La crescita economica, intesa come produzione senza fine di merci, è un’idea ormai superata. Il PIL è un simulacro al quale sono attribuite proprietà che, per come è stato pensato, non gli possono appartenere. Il PIL rappresenta infatti la somma di “beni e servizi” prodotti e venduti in un dato periodo di tempo in un paese, e non può rappresentare una misura del benessere e della qualità della vita di una nazione (Kuznets, l’inventore del PIL, avvertiva che “il benessere di una nazione non può essere neanche approssimato da una misura del reddito nazionale” soprattutto quando l’economia è sviluppata e come “occorresse distinguere tra la quantità e la qualità della crescita, tra i suoi costi e ricavi della crescita, facendo attenzione alle conseguenza di lungo periodo. Gli obiettivi di maggior crescita devono specificare più crescita per chi e per cosa“).
Cosa facilmente intuibile, se si pensa che è stato calcolato che quasi il 25% del PIL dei paesi sviluppati è destinato alla produzione di spazzatura e al trasporto (inquinante) di merci. Nonostante ciò, l’economia tradizionale crede che la crescita economica sia sempre buona e che bisogna far il possibile per aumentare il PIL: una sorta di mantra della crescita.
Poiché i politici credono che aumentare il PIL equivalga ad un aumento del benessere, si è diffuso una sorta di credo secondo cui la crescita è comunque buona. Non si considerano gli effetti della crescita sull’ambiente e nemmeno il fatto che gli ecosistemi ci forniscono a costo zero servizi che poi, con costi altissimi, tentiamo di ripristinare. Non si considera che questi servizi, che essendo senza prezzo di mercato, cioè non scambiabili, non sono conteggiati nel PIL, vengono privati o ridotti fortemente alle generazioni future (e presenti). Questi servizi - regolazione del clima e dei gas atmosferici, decomposizione e assorbimento dei rifiuti, controllo delle piene, formazione dei suoli, impollinazione, ecc. - hanno un valore inestimabile e in nessun modo potrebbero essere sostituiti qualora fossero degradati o distrutti in modo irreversibile. Così guardiamo distratti alla perdita di biodiversità (la crescita esponenziale della popolazione e dei consumi stanno avvicinandoci ad un collasso ecologico che causa estinzioni a ritmi elevatissimi, estinzioni di massa a tassi 1000 volte superiori al “normale”), alla deforestazione e ai conseguenti effetti che provoca sui suoli (erosione, instabilità dei versanti, desertificazione, salinizzazione, ecc.), nell’atmosfera ( sulla regolazione del clima alle varie scale) sulle comunità umane (migrazioni di massa a causa di desertificazione). A fronte di tutto ciò, è paradossale che si lavori poco meno di un secolo fa, mentre la produttività è aumentata di 20 volte e la distribuzione della ricchezza è la stessa di quella dell’Egitto dei faraoni.
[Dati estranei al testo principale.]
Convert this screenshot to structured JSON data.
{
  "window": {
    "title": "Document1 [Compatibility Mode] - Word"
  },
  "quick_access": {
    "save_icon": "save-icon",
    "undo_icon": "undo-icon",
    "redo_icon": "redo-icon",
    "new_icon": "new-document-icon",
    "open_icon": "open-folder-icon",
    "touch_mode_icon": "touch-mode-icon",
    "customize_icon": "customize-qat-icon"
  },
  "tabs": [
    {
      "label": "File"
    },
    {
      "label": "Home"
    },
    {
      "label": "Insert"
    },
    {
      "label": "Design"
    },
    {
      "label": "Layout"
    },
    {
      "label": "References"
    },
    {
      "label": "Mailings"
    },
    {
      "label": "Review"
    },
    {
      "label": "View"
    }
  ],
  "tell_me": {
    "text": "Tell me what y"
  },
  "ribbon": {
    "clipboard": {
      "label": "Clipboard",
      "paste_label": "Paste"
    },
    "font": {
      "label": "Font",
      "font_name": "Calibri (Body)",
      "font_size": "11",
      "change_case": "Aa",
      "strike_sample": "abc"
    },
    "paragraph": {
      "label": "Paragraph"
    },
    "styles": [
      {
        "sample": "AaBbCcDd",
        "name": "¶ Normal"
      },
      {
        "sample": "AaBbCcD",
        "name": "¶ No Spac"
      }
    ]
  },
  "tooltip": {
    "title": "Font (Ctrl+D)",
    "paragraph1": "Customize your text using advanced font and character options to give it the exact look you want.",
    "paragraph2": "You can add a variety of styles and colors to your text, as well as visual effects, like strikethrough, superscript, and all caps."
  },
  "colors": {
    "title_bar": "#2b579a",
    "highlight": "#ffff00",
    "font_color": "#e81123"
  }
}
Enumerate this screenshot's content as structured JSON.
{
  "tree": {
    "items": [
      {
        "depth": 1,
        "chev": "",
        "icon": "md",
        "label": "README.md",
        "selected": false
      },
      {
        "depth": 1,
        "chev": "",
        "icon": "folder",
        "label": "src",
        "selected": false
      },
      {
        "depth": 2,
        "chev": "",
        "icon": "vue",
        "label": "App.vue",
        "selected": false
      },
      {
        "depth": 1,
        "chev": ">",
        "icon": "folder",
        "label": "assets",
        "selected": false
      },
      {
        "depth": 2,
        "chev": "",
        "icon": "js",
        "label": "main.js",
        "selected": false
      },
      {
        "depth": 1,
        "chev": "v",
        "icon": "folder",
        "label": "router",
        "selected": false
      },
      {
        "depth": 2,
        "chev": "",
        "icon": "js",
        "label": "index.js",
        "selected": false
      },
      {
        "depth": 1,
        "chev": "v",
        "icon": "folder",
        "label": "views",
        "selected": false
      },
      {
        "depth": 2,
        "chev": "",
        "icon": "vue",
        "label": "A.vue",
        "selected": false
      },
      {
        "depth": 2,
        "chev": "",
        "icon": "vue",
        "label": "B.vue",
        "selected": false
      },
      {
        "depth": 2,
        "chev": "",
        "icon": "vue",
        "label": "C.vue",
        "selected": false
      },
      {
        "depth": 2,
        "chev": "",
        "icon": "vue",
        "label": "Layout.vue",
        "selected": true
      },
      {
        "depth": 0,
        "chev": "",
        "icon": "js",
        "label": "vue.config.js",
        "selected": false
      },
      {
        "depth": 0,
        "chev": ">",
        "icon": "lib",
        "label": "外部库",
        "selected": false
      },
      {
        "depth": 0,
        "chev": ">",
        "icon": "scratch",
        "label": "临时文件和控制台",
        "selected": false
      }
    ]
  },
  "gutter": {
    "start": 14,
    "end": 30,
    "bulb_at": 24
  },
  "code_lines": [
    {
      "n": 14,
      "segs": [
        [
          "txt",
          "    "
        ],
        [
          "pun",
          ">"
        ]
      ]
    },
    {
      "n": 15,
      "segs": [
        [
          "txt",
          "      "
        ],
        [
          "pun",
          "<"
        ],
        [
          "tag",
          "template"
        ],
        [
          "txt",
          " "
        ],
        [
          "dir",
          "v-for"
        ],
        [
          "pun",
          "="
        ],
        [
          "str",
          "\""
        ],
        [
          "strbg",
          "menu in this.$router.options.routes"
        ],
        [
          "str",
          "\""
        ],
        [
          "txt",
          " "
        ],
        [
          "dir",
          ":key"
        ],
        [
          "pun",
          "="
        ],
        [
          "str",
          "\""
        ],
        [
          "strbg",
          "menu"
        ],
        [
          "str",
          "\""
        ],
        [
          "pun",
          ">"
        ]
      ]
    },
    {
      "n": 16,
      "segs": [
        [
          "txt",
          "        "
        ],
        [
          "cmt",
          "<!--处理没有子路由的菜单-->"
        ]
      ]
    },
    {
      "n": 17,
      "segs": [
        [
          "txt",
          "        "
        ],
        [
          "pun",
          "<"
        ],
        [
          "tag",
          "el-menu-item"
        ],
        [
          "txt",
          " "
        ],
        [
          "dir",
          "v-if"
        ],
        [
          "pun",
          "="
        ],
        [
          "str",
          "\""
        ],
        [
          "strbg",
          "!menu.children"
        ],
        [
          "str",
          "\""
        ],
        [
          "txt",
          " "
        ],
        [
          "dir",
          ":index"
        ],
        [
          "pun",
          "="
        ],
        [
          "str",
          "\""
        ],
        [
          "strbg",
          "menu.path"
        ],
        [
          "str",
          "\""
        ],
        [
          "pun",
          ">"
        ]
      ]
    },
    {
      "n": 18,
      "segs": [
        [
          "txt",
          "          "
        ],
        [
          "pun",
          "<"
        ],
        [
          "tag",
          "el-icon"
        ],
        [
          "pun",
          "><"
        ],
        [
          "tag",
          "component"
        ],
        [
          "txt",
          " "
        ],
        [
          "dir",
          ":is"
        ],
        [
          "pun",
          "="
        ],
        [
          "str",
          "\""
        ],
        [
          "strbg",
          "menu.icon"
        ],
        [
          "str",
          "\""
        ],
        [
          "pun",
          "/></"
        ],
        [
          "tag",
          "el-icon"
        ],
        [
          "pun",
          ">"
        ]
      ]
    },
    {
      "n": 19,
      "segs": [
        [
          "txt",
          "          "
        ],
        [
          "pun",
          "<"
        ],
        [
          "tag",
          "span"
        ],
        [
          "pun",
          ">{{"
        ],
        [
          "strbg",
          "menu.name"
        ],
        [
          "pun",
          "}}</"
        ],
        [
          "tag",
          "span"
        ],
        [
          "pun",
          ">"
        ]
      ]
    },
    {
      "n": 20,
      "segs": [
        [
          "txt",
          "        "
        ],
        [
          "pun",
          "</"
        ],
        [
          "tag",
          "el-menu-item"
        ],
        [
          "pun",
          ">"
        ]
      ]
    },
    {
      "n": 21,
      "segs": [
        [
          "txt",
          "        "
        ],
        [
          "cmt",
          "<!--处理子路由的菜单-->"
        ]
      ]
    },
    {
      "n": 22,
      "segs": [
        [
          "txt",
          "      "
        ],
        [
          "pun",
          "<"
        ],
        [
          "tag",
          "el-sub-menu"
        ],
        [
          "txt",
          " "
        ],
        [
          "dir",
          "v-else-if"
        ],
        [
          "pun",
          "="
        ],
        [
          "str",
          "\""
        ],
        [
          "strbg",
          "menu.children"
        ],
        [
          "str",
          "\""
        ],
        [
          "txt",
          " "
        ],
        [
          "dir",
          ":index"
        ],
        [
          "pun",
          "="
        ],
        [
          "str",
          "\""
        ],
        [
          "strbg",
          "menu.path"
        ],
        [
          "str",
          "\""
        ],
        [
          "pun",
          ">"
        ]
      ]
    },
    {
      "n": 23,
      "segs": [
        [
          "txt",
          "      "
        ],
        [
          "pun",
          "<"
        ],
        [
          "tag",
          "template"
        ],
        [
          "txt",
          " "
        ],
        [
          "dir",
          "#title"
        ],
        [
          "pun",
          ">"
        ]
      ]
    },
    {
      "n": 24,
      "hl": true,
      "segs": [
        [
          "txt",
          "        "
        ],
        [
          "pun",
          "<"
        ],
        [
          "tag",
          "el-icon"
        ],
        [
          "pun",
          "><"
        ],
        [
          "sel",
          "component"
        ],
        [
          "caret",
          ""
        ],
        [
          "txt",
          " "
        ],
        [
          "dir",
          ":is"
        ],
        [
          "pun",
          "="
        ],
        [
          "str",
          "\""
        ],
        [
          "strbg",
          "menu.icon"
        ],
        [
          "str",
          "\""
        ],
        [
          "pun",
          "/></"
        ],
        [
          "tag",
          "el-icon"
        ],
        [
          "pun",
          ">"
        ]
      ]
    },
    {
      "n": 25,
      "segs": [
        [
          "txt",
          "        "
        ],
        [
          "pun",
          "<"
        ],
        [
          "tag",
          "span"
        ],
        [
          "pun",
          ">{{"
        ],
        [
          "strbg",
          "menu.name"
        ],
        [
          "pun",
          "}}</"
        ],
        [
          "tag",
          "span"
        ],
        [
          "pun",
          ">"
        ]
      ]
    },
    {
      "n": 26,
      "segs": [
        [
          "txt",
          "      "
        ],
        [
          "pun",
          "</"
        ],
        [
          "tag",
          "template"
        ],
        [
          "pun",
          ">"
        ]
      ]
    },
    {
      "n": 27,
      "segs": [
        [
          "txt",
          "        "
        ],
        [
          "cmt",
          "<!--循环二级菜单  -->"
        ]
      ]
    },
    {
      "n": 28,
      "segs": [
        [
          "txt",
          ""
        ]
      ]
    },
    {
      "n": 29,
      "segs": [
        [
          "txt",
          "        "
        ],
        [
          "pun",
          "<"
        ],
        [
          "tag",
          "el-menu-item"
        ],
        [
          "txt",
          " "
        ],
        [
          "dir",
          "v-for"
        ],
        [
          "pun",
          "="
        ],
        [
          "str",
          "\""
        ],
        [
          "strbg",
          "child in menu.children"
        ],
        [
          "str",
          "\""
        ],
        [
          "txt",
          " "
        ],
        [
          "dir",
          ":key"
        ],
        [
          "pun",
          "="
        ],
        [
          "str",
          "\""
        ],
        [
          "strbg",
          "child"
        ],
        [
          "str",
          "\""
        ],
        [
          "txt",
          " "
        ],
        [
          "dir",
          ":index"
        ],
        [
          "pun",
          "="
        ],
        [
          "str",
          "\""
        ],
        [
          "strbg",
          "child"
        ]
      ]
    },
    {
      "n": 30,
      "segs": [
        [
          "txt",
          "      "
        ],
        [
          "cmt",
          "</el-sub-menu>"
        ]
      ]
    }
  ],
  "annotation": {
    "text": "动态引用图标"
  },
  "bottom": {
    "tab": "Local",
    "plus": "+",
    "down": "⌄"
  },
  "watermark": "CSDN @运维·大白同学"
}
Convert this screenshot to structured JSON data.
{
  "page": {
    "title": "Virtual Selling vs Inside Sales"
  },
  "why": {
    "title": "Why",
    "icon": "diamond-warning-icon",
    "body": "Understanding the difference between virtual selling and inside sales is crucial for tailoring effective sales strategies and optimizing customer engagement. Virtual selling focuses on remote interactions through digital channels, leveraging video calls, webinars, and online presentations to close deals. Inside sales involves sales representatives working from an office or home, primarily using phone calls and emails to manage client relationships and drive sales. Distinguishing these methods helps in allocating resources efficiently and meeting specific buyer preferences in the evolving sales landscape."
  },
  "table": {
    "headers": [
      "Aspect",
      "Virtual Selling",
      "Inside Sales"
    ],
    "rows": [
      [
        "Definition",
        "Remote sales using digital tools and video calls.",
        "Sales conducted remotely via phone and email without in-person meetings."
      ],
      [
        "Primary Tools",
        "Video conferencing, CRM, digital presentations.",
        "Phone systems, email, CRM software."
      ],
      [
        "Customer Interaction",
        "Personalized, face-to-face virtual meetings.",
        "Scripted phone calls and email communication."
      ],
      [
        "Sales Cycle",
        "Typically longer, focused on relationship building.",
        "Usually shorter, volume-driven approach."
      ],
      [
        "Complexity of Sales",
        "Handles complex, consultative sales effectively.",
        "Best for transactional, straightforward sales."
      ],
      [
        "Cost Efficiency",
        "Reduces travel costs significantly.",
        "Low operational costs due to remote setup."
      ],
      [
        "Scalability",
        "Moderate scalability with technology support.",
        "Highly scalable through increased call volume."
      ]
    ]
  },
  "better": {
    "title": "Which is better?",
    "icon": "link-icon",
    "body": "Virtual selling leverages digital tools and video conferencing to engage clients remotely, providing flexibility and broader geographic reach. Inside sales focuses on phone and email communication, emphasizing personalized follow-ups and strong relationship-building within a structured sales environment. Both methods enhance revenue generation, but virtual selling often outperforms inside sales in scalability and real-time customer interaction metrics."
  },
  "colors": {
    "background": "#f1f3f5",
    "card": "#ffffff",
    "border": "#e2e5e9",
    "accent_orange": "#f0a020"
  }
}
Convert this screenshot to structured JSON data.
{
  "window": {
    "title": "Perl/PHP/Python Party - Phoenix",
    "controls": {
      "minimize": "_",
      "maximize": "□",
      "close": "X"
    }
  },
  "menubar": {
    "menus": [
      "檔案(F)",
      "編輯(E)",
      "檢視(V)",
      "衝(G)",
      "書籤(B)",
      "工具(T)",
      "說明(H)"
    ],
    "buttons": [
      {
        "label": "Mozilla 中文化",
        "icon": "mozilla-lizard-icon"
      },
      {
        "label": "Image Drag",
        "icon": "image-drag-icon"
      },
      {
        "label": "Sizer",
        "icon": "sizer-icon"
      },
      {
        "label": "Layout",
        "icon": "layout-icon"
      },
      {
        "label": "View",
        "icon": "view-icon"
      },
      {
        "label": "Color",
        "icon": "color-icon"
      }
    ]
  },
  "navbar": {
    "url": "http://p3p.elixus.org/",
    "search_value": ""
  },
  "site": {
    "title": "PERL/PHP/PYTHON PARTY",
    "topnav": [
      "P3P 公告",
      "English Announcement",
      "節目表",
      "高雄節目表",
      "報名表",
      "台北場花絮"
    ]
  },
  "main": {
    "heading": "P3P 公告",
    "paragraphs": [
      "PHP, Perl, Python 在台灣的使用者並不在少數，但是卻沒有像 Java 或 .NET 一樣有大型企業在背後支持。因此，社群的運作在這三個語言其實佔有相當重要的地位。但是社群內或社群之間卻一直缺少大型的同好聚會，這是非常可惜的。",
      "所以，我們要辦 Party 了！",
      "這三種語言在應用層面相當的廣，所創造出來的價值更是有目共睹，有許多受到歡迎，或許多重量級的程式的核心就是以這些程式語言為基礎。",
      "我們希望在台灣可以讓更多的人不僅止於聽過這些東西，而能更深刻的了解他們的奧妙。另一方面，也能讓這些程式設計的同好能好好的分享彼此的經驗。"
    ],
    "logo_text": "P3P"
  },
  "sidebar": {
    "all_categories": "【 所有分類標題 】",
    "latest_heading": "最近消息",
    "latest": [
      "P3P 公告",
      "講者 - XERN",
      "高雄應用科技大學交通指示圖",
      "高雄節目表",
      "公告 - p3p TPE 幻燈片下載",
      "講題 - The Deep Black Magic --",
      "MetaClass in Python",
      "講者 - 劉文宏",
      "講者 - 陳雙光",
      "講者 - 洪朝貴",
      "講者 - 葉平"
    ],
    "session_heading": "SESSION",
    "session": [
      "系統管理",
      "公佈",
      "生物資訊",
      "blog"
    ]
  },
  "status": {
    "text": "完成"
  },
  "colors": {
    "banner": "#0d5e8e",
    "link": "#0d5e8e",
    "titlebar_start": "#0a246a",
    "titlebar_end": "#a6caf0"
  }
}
Un nuovo modello di sviluppo si deve pensare, se non per noi, per i nostri figli.
Che il PIL non sia un indicatore del benessere lo si sa almeno dalla sua invenzione. In realtà è stato pensato come indicatore delle merci e dei servizi prodotti senza alcuna relazione, nemmeno indiretta, col benessere di una popolazione. Economisti non ortodossi, come Daly e Cobb, hanno proposto misure alternative, come l’ indice di sviluppo sostenibile (ISWE: http://en.wikipedia.org/wiki/ISEW). Tecnicamente è un indice che del PIL usa il consumo personale aggiustato per varie misure del benessere, quali la distribuzione del reddito, l’inquinamento, le infrastrutture, il traffico ed il deterioramento del capitale naturale che ricadrà sulle spalle delle future generazioni.
In tal modo gli indici del PIL e dell’ISEW possono divergere: il PIL potrebbe crescere a danno dell’ambiente, ad esempio, così tanto da far diminuire l’ISEW. Esistono varie applicazioni dell’indice di sviluppo e confronti col PIL. Come tutti sappiamo, pur fingendo di non sapere, i risultati del confronto sono drammatici (http://community.foe.co.uk/tools/isew/international.html).
Schumpeter distingueva tra crescita, l’aumento quantitativo dell’economia, dallo sviluppo, un cambiamento qualitativo della stessa derivante da innovazioni, conoscenza e consapevolezza di ciò e perché si produce. Insomma, una economia che elefanticamente cresce, diventa sempre più grossa e vorace del bene ambiente contro una che si sviluppa divenendo meno fragile e attenta al benessere dei suoi protagonisti.